Adam Driver (who served as one of the film's producers) dominates the screen throughout the entire running time and shoulders much of the film's weight. Nevertheless, the veteran DoP Caroline Champetier, who has been collaborating with Carax since 2009´s Tokyo! segment, dazzles with mesmerizing and adequately opulent camerawork. The French cinematographer who worked with Chantal Akerman, Jacques Rivette, and Jean-Luc Godard pirouettes around characters utilizing the full depth of each scene.

Champetier carefully choreographs movement through space, delivering the most memorable moments in virtuoso one-take and self-contained shots.
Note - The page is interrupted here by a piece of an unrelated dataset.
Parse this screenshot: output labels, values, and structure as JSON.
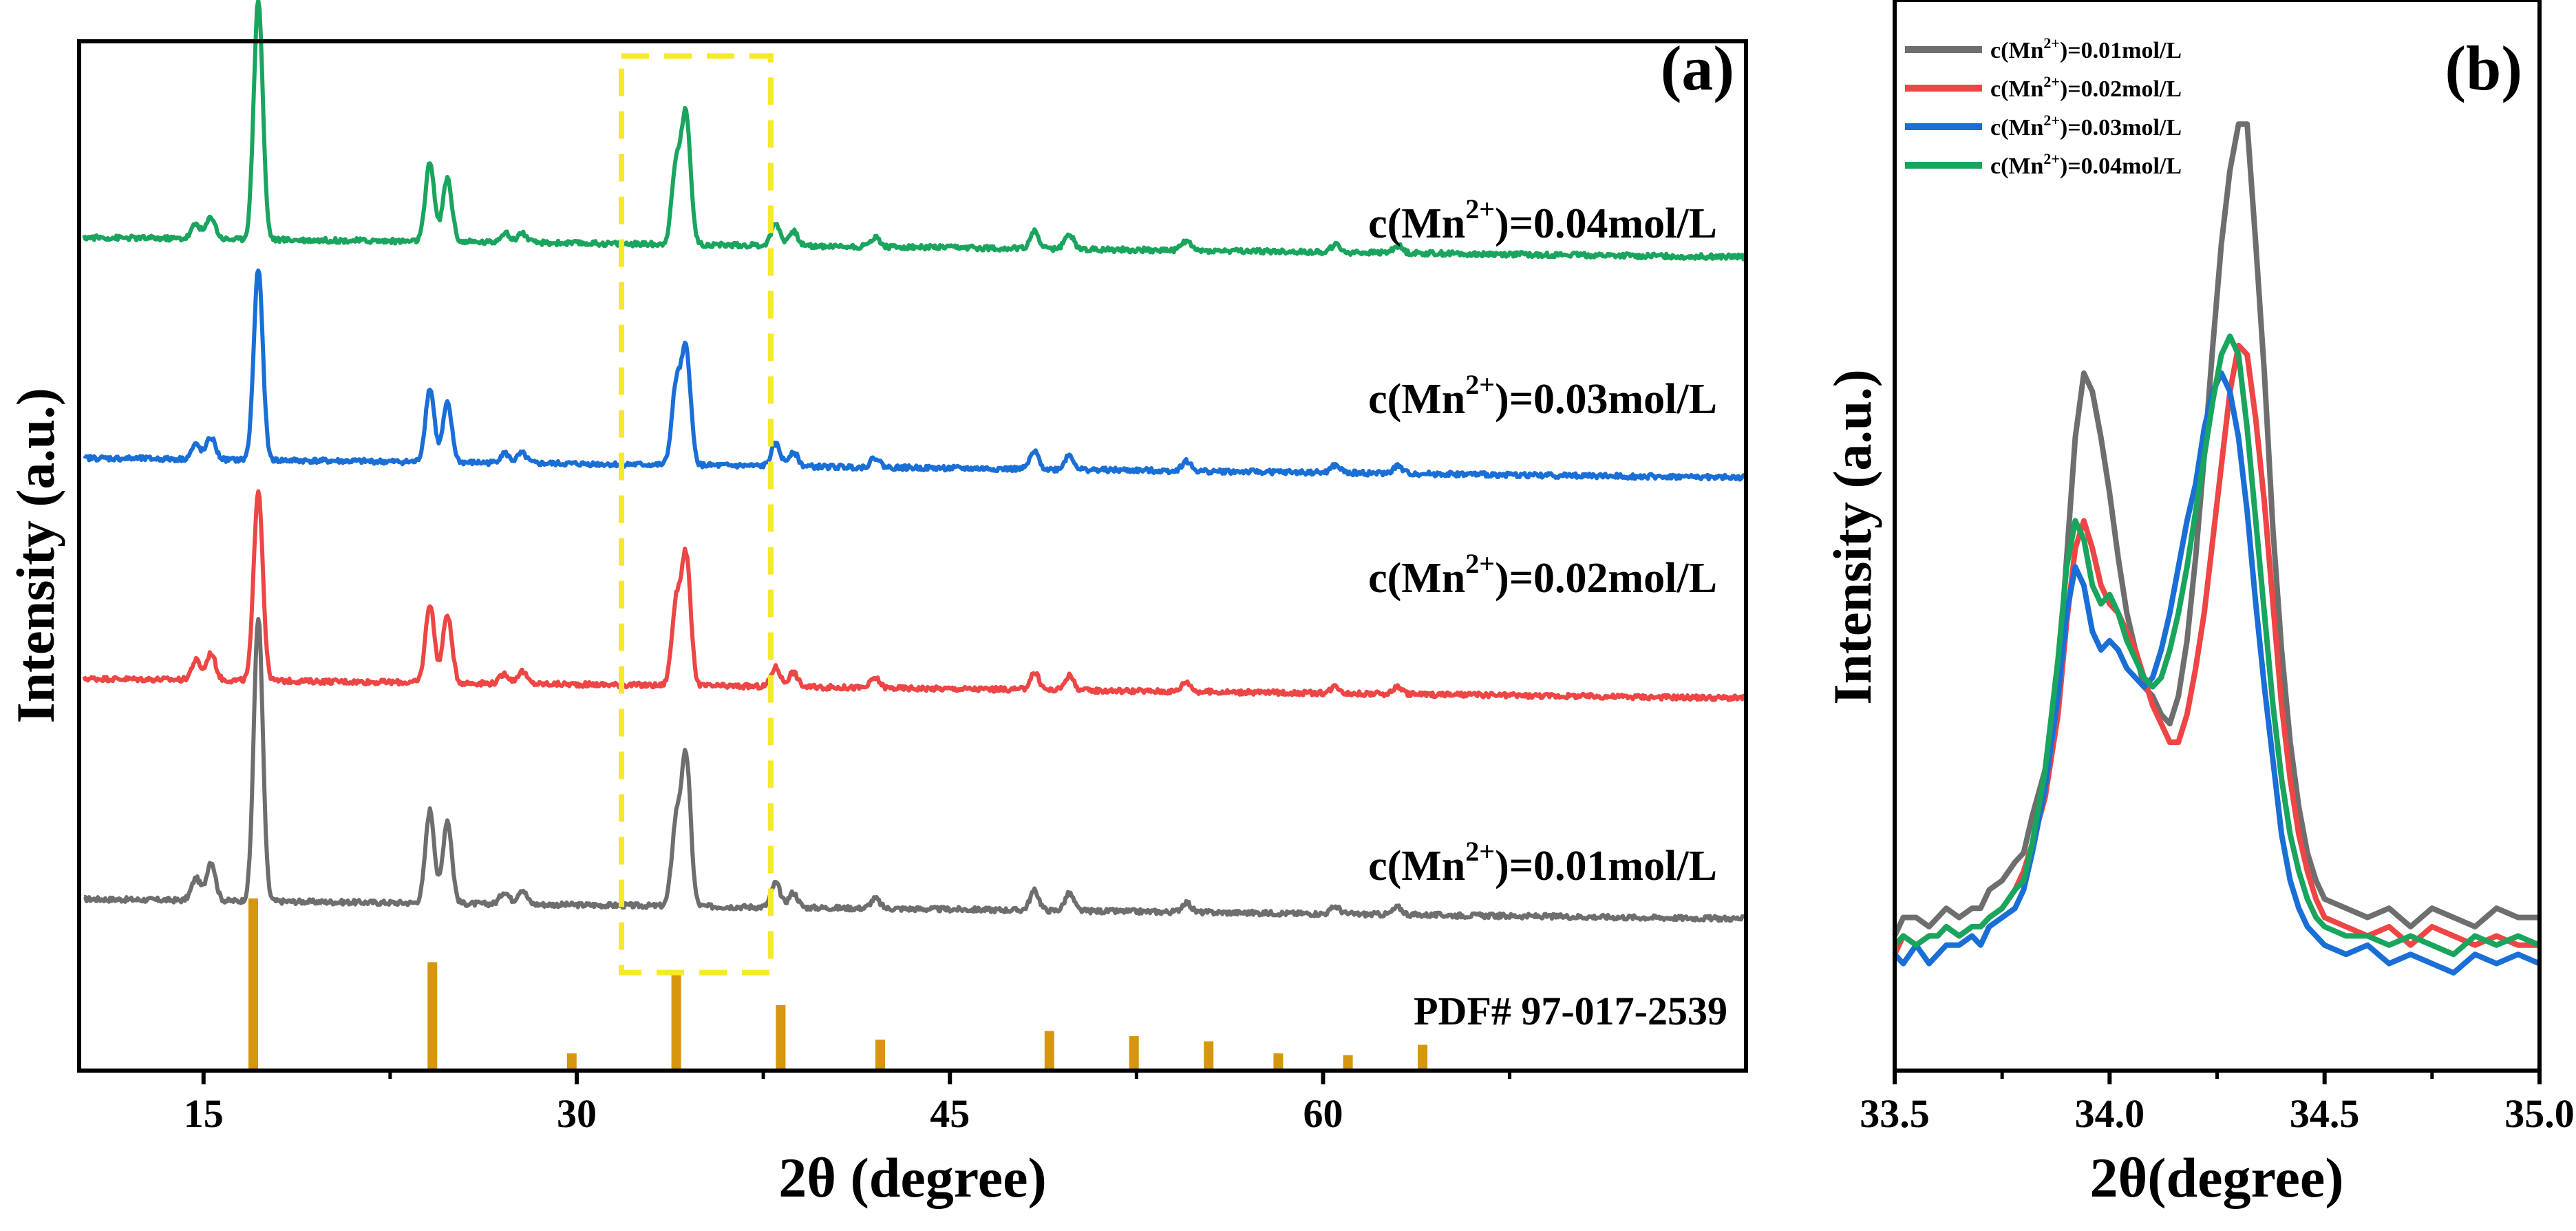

She seamlessly follows Marion Cotillard as she ventures from a theatre stage into a forest and wanders back again in front of the audience. Another Holy Motors collaborator, Florian Sanson, took care of the production design, employing the theatrical aesthetics of minimalism and artifice. The detachment from realism and inclination towards theatrical stylization amplifies the otherworldly quality of Annette with the vibe of a feverish dream.

Carax's first English-language film, and the first film he did not write, will probably prove to be divisive, despite a familiar story and the film's greater accessibility to the majority audience. Fans of the French enigmatic filmmaker will check out the director's dream of making a musical oddity come true. The transposition of theatrical conventions and their surreal subversion should attract theatre aficionados as tragedy meets comedy in a doomed romance. And it's a must-see for Sparks fans.

Annette will premiere in theatres on August 6 and will be available to stream on Amazon Prime Video on August 20.